Pendant ce temps, le Mali, qui partage également une frontière avec le Niger, a adopté une loi sur la cybercriminalité en 2019 qui permet une surveillance en temps réel grâce à l’interception des communications. La nouvelle loi, qui accorde au gouvernement l’accès aux données de communications numériques, pourrait encore exacerber la violence continue et injustifiée, sanctionnée par l’État, contre les groupes ethniques à travers le Sahel.
- Autoritarisme numérique
La nouvelle loi entre en vigueur dans le contexte d’un cadre réglementaire qui porte déjà atteinte à la liberté d’expression des citoyens nigériens. La loi nationale sur la cybercriminalité adoptée en juin 2019 criminalise « la diffusion, la production et la mise à disposition de tiers de données susceptibles de perturber l’ordre public ou de menacer la dignité humaine par le biais d’un système d’information » (article 31). Cet article a été à la base d’une répression de la liberté d’expression en ligne, avec notamment l’arrestation d’une dizaine de militants entre mars et avril 2020 après que leurs communications WhatsApp et Facebook critiquant le gouvernement aient été interceptées par l’État.
Sur le front de la liberté de la presse, le Niger est dans une situation désespérée, avec une répression continue de la dissidence
Sur le front de la liberté de la presse, le Niger est dans une situation désespérée, avec une répression continue de la dissidence. En effet, malgré les dispositions législatives relatives à la liberté des médias en vertu de la loi sur la liberté de la presse, le Niger a un bilan négatif dans son traitement des médias indépendants, comme souligné ci-dessus concernant la mise en œuvre de l’article 31 de la loi sur la cybercriminalité. L’arrestation de journalistes pour des accusations à motivation politique est courante, et le COVID-19 a également été la prémisse de l’action des forces de l’ordre contre les journalistes. Par exemple, en mars 2020, Mamane Kaka Touda, a été arrêtée et détenue pendant trois semaines pour des publications sur les réseaux sociaux sur un cas suspect de COVID-19 dans un hôpital nigérien.
- Confidentialité menacée
Dans son ensemble, la loi sur l’interception des communications numériques viole l’article 29 de la Constitution nigérienne, qui garantit le secret de la correspondance et des communications. L’article 2 délimite la portée de l’interception aux « atteintes à la sécurité de l’État et à l’unité nationale, aux atteintes à la défense nationale et à l’intégrité territoriale, à la prévention et à la lutte contre le terrorisme et la criminalité transnationale organisée et à la prévention de toutes les formes d’ingérence étrangère et de collusion avec l’ennemi ». Comme les caractéristiques et la nature spécifiques des communications relevant de ces grandes catégories ne sont pas définies, cet article expose potentiellement les citoyens nigériens à une surveillance permanente.

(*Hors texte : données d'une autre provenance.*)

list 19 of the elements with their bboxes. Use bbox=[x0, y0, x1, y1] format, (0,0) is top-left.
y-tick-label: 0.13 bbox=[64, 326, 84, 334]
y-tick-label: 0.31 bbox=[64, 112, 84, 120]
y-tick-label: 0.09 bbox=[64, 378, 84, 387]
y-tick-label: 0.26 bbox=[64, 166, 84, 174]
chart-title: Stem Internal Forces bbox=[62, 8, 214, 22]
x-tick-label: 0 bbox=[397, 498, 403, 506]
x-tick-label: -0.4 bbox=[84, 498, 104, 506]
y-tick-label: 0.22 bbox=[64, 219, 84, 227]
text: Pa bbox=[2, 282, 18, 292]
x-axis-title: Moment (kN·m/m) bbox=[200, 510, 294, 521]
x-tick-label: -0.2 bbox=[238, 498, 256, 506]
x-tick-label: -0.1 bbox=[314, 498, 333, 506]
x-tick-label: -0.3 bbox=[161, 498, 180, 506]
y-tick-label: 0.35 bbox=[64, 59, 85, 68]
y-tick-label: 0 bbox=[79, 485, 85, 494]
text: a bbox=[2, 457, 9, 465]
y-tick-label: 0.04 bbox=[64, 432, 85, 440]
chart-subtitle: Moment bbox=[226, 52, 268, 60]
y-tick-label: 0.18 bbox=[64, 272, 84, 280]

La sécurité nationale comme prétexte pour introduire une législation limitant la liberté d’expression et d’opinion, le droit à la vie privée et autres libertés
Avec cette nouvelle loi et la loi sur la cybercriminalité, le Niger rejoint la horde de pays africains dont le Cameroun , le Tchad , le Nigéria et la Tanzanie , qui utilisent la sécurité nationale comme prétexte pour introduire une législation limitant la liberté d’expression et d’opinion, le droit à la vie privée et autres libertés. Par conséquent, la loi devrait être abrogée et les autres pays d’Afrique devraient s’abstenir de reproduire des politiques et législations régressives similaires.